Cement, lime, and plaster is a growing component of the global economy as construction ramps up after the Great Recession. As the global economy recovers – and, in some places, surpasses pre-recession levels – demand for new construction increases to the point where material handling is growing.

One area in particular that has noticed a definite uptick in cement, lime, and plaster is the Gulf Cooperation Council (GCC), which covers Saudi Arabia, Kuwait, Bahrain, Qatar, the United Arab Emirates, and Oman.

According to one report, investments in cement, lime, and plaster production exceeded $18 billion (USD) in 2015, as the number of factories producing these materials increased by four percent, to 69 factories in 2016.

Labor in this field also grew from 25,305 to 26,469 over the past 12 months.

When it comes to the building materials industry, cement, lime, and plaster factories made up 2.4 percent of all building material factories in the GCC, but 47.3 percent of the total investments and 9.7 percent of the labor force within this field.
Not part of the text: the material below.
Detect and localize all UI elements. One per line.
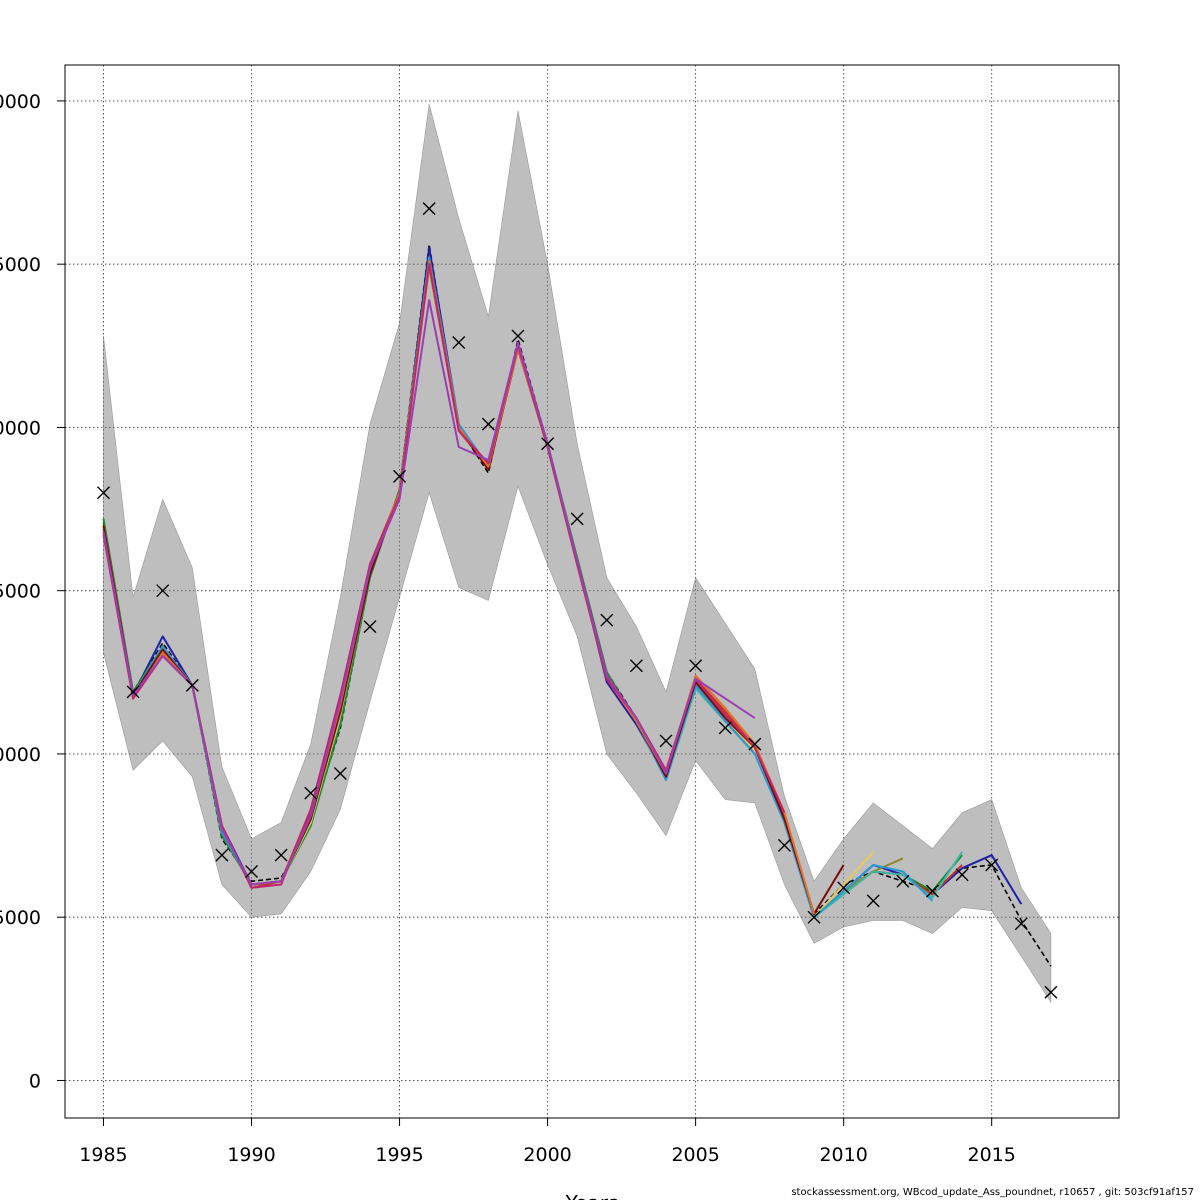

In other words, out of the entire building materials industry (encompassing the production and distribution of every material that is used to construct buildings), almost half of all investment dollars are going to cement, lime, and plaster.
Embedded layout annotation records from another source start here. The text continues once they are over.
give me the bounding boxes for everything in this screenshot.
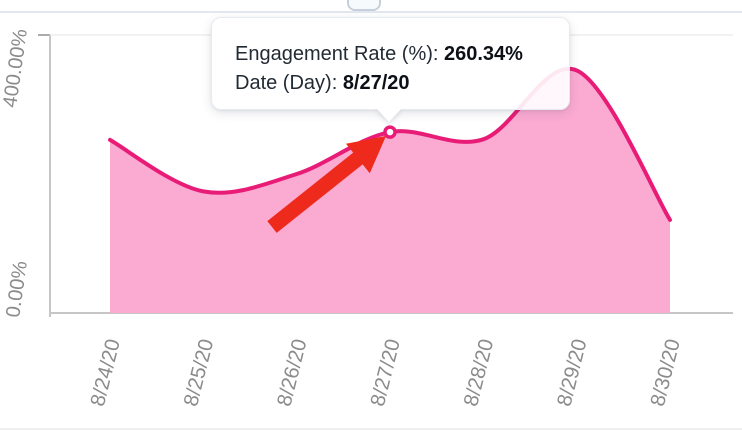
tooltip-date-value: 8/27/20 bbox=[342, 72, 410, 94]
engagement-area-fill bbox=[110, 68, 670, 313]
drag-handle[interactable] bbox=[347, 0, 381, 11]
engagement-line bbox=[108, 66, 672, 222]
tooltip-value-line: Engagement Rate (%): 260.34% bbox=[235, 40, 569, 69]
x-axis-tick-label: 8/27/20 bbox=[366, 337, 405, 409]
y-axis-tick-label: 0.00% bbox=[2, 259, 32, 318]
x-axis-tick-label: 8/29/20 bbox=[553, 337, 592, 409]
panel-bottom-divider bbox=[0, 428, 742, 430]
tooltip-date-line: Date (Day): 8/27/20 bbox=[235, 69, 569, 98]
tooltip-series-label: Engagement Rate (%): bbox=[235, 43, 444, 65]
tooltip-caret bbox=[376, 108, 402, 122]
x-axis-tick-label: 8/25/20 bbox=[179, 337, 218, 409]
chart-tooltip: Engagement Rate (%): 260.34% Date (Day):… bbox=[211, 17, 570, 122]
highlighted-data-point-marker[interactable] bbox=[383, 125, 397, 139]
y-axis-tick-label: 400.00% bbox=[0, 27, 32, 108]
tooltip-date-label: Date (Day): bbox=[235, 72, 343, 94]
x-axis-tick-label: 8/24/20 bbox=[86, 337, 125, 409]
x-axis-tick-label: 8/28/20 bbox=[459, 337, 498, 409]
tooltip-series-value: 260.34% bbox=[444, 43, 523, 65]
annotation-arrow bbox=[267, 136, 386, 233]
x-axis-tick-label: 8/26/20 bbox=[273, 337, 312, 409]
x-axis-tick-label: 8/30/20 bbox=[646, 337, 685, 409]
panel-top-divider bbox=[0, 11, 742, 13]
Included in this particular field is the manufacture of hydraulic cements and clinkers, along with quicklime, hydraulic lime, slaked lime, calcined gypsum, and calcined sulphate, among others.
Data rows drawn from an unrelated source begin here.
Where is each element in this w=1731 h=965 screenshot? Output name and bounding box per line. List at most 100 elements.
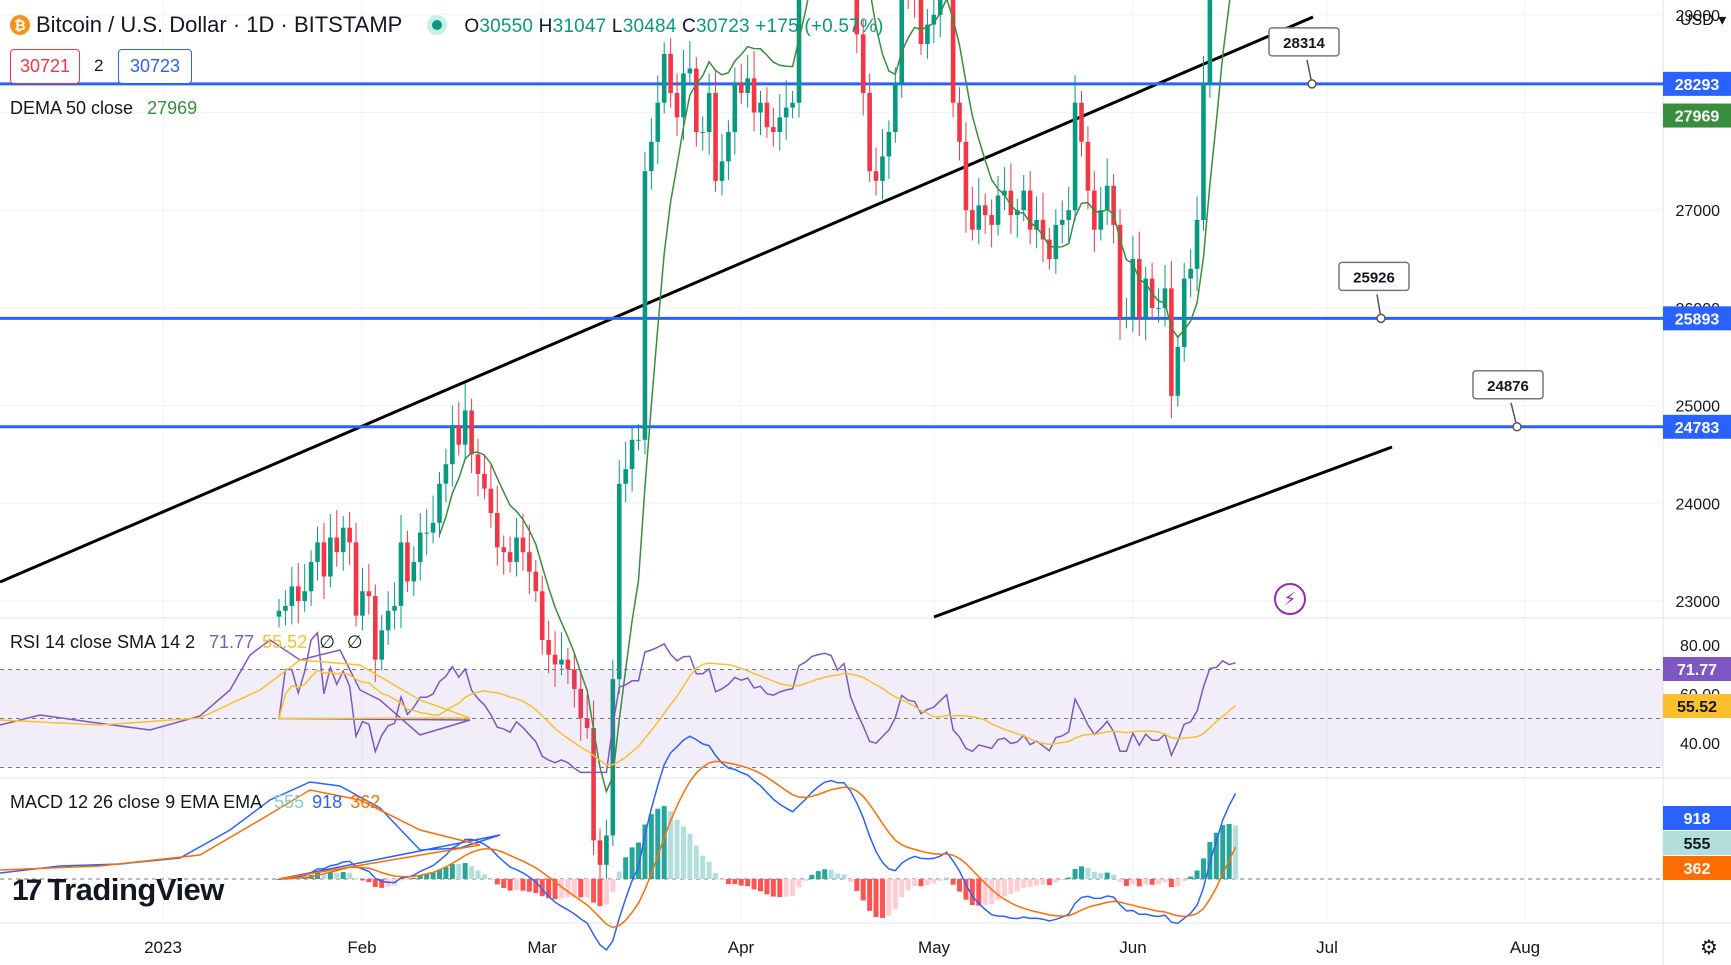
macd-histogram-bar bbox=[552, 879, 558, 900]
macd-histogram-bar bbox=[982, 879, 988, 906]
macd-histogram-bar bbox=[1040, 879, 1046, 885]
macd-histogram-bar bbox=[713, 873, 719, 879]
buy-price-button[interactable]: 30723 bbox=[118, 49, 192, 84]
macd-histogram-bar bbox=[828, 869, 834, 879]
candle-body bbox=[899, 0, 905, 84]
candle-body bbox=[315, 542, 320, 562]
macd-histogram-bar bbox=[1200, 858, 1206, 879]
sell-price-button[interactable]: 30721 bbox=[10, 49, 80, 84]
time-axis-label: Jun bbox=[1119, 938, 1146, 957]
candle-body bbox=[462, 410, 468, 445]
candle-body bbox=[790, 102, 795, 108]
macd-signal-tag bbox=[1663, 856, 1731, 880]
macd-histogram-bar bbox=[886, 879, 892, 916]
candle-body bbox=[488, 488, 494, 514]
macd-histogram-bar bbox=[719, 879, 725, 881]
candle-body bbox=[1021, 190, 1027, 211]
macd-histogram-bar bbox=[520, 879, 526, 891]
candle-body bbox=[1104, 185, 1110, 211]
macd-histogram-bar bbox=[533, 879, 539, 893]
macd-histogram-bar bbox=[437, 869, 442, 879]
macd-line bbox=[0, 735, 1237, 951]
candle-body bbox=[925, 24, 930, 45]
macd-histogram-bar bbox=[1027, 879, 1033, 888]
candle-body bbox=[507, 552, 513, 562]
macd-histogram-bar bbox=[912, 879, 918, 887]
macd-histogram-bar bbox=[501, 879, 507, 888]
candle-body bbox=[1162, 288, 1168, 308]
ohlc-readout: O30550 H31047 L30484 C30723 +175 (+0.57%… bbox=[464, 16, 884, 37]
candle-body bbox=[1136, 259, 1142, 318]
candle-body bbox=[1130, 259, 1136, 318]
callout-box bbox=[1472, 370, 1544, 400]
candle-body bbox=[328, 537, 333, 577]
candle-body bbox=[565, 659, 571, 670]
macd-histogram-bar bbox=[315, 872, 321, 879]
macd-histogram-bar bbox=[899, 879, 905, 898]
currency-selector[interactable]: USD ▾ bbox=[1680, 12, 1727, 29]
callout-anchor bbox=[1512, 422, 1522, 432]
candle-body bbox=[970, 210, 975, 230]
macd-histogram-bar bbox=[334, 872, 340, 879]
rsi-legend[interactable]: RSI 14 close SMA 14 2 71.77 55.52 ∅ ∅ bbox=[10, 632, 363, 652]
candle-body bbox=[308, 561, 314, 592]
macd-histogram-bar bbox=[1085, 868, 1091, 879]
candle-body bbox=[353, 542, 359, 616]
macd-legend[interactable]: MACD 12 26 close 9 EMA EMA 555 918 362 bbox=[10, 792, 381, 812]
macd-histogram-bar bbox=[1181, 879, 1187, 881]
macd-histogram-bar bbox=[963, 879, 969, 900]
macd-histogram-bar bbox=[584, 879, 590, 898]
candle-body bbox=[918, 0, 924, 45]
candle-body bbox=[450, 425, 455, 465]
macd-histogram-bar bbox=[1168, 879, 1174, 888]
macd-hist-tag bbox=[1663, 831, 1731, 855]
macd-histogram-bar bbox=[648, 814, 654, 879]
macd-histogram-bar bbox=[835, 873, 841, 879]
macd-histogram-bar bbox=[764, 879, 770, 895]
candle-body bbox=[616, 483, 622, 680]
candle-body bbox=[636, 439, 641, 441]
macd-histogram-bar bbox=[546, 879, 552, 899]
macd-signal-label: 362 bbox=[1684, 861, 1711, 878]
candle-body bbox=[1175, 346, 1181, 396]
macd-histogram-bar bbox=[571, 879, 577, 897]
macd-histogram-bar bbox=[732, 879, 738, 885]
time-axis-label: Feb bbox=[347, 938, 376, 957]
macd-histogram-bar bbox=[1072, 869, 1078, 879]
macd-histogram-bar bbox=[507, 879, 513, 891]
callout-label: 28314 bbox=[1283, 35, 1325, 52]
macd-histogram-bar bbox=[1143, 879, 1149, 885]
macd-histogram-bar bbox=[610, 879, 616, 893]
macd-histogram-bar bbox=[1014, 879, 1020, 892]
channel-lower-line[interactable] bbox=[933, 445, 1393, 619]
macd-histogram-bar bbox=[802, 879, 808, 882]
callout-anchor bbox=[1376, 313, 1386, 324]
macd-histogram-bar bbox=[770, 879, 776, 897]
macd-histogram-bar bbox=[1008, 879, 1014, 895]
candle-body bbox=[1188, 268, 1193, 279]
dema-legend[interactable]: DEMA 50 close 27969 bbox=[10, 98, 198, 118]
candle-body bbox=[745, 78, 750, 93]
time-axis-label: Jul bbox=[1316, 938, 1338, 957]
channel-upper-line[interactable] bbox=[0, 15, 1314, 584]
symbol-title[interactable]: Bitcoin / U.S. Dollar · 1D · BITSTAMP bbox=[36, 12, 403, 37]
macd-histogram-bar bbox=[1111, 874, 1117, 879]
price-axis-tick: 23000 bbox=[1676, 594, 1721, 611]
settings-gear-icon[interactable]: ⚙ bbox=[1700, 937, 1718, 959]
macd-histogram-bar bbox=[931, 879, 937, 884]
candle-body bbox=[411, 561, 417, 582]
candle-body bbox=[379, 630, 385, 660]
candle-body bbox=[1124, 317, 1129, 319]
macd-histogram-bar bbox=[1104, 872, 1110, 879]
macd-histogram-bar bbox=[488, 879, 494, 880]
callout-label: 24876 bbox=[1487, 378, 1529, 395]
candle-body bbox=[520, 537, 526, 553]
macd-histogram-bar bbox=[680, 826, 686, 879]
macd-histogram-bar bbox=[404, 879, 410, 880]
rsi-sma-line bbox=[0, 659, 1237, 766]
candle-body bbox=[726, 132, 731, 162]
candle-body bbox=[334, 537, 340, 553]
candle-body bbox=[982, 205, 988, 216]
lightning-icon[interactable]: ⚡ bbox=[1274, 583, 1306, 615]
The demand for construction materials has only grown in the GCC as these countries have continued their torrid growth in building construction. In Saudi Arabia, for example, demand for cement grew by seven percent in 2015 and is expected to grow by another five percent through the end of 2016.

Improving Material Handling in Cement and Lime

The surge in demand for cement, lime, and plaster isn’t confined just to the GCC. Most developed nations have witnessed an increase in demand for building materials thanks to new construction initiatives.

This has led to a growth in demand for material handling infrastructure designed to move large quantities of cement, lime, and plaster from the producer to distributors and end users. We anticipate more entities will require not only improved or enhanced systems, but also new infrastructure as they expand to meet more demand.

Producers who have not already evaluated their existing material handling system need to consider analyzing the performance of their infrastructure. They also need to think about working with experts to upgrade and improve upon a facility’s capabilities in order to improve profit margins and lower long-term costs.